Personal or general advice? AFCA sets out what it means in dispute ruling
A Gallagher client who complained the broker breached its duty of care when arranging an income protection (IP) insurance policy, thereby causing him to have an inappropriate level of cover, has lost his dispute.
The dispute arose when the client made a successful claim in May last year, entitling him to a weekly benefit payment of $700. He says the weekly benefit is well below his actual pre-disability income and wants the broker to pay him the difference.
He says the broker should have advised him that he had inadequate cover but the Australian Financial Complaints Authority (AFCA) says no – ruling the broker provided general advice, not personal advice, when it set up the policy in 2016 at the request of the client.
AFCA says there is no doubt the broker provided the client with financial product advice but points out there are two types of advice under the Corporations Act: personal advice and general advice.
Personal advice as defined by the Act means a provider has considered one or more of the recipient’s objectives, financial circumstances or needs and general advice is financial product advice that is not personal advice.
AFCA says in this particular dispute Gallagher did not provide personal advice, noting the broker informed the client from the start that it operated on a general advice model and did not advise on suitability of the IP policies he was after.
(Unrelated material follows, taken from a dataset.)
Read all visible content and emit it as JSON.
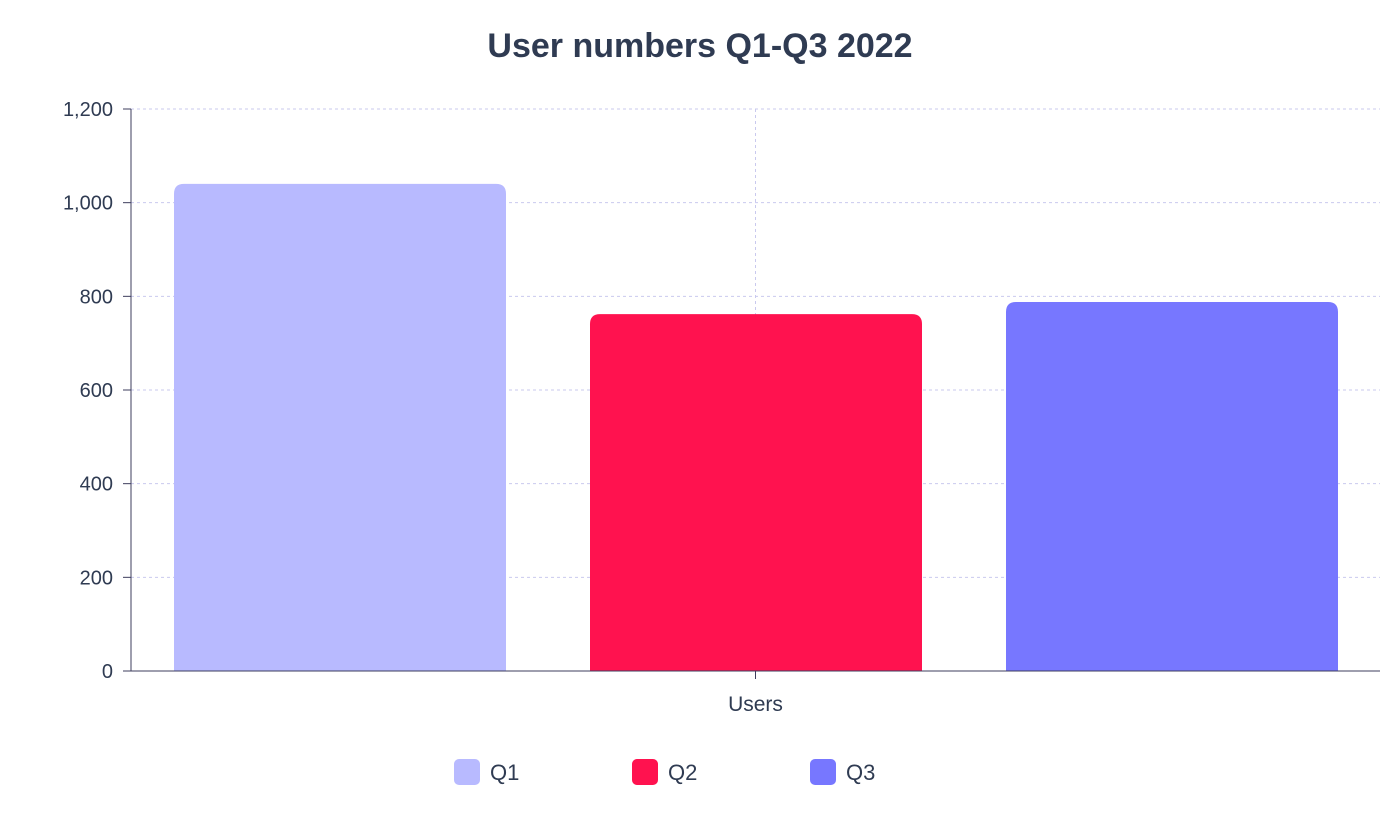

The broker did not provide a recording of a phone call the client made on April 8 2016 requesting quotes for various covers, including IP, but it says during the exchange a general advice warning was given to the client who then nominated the levels of cover he wanted.
It provided a copy of an email it sent to the client later that same day which included the IP quote and the information the complainant had provided, as well as a covering letter.
The emailed quote recorded a proposed weekly illness benefit amount of $700 and the letter comes with a detailed general advice warning that states “should this insurance plan include personal accident & illness insurance, the advice has been prepared without taking into account your objectives, financial situation or needs”.
The advice warning went on to state “before acting on the advice, [one should] consider the appropriateness of the advice, having regard to your objectives, financial situation or needs”.
“The [client] accepted the income protection insurance quote, without requesting any changes,” AFCA said. “I am satisfied that the broker met that standard in its dealings with the complainant.
“The evidence supports a finding that it acted in a manner to be expected of a competent insurance broker operating under a general advice model.”
AFCA says the client did not ask for changes in subsequent renewal emails confirming a weekly $700 benefit cover if a claim was successful.
No information was provided that showed the client ever asked the broker for personal advice on the level of income protection cover he should take out or that the broker provided such advice, AFCA says.
While the client did ask the broker if the benefit amount could be increased and was informed it could but not for the purpose of the claim, it was not under the broker’s “duty of care” remit to advise that the amount should be raised.
“The fact that the benefit amount could be increased does not establish the broker should have advised the [client] to do so,” AFCA said.
“The broker operated under a general advice model and the complainant was told that was the case and what it meant.”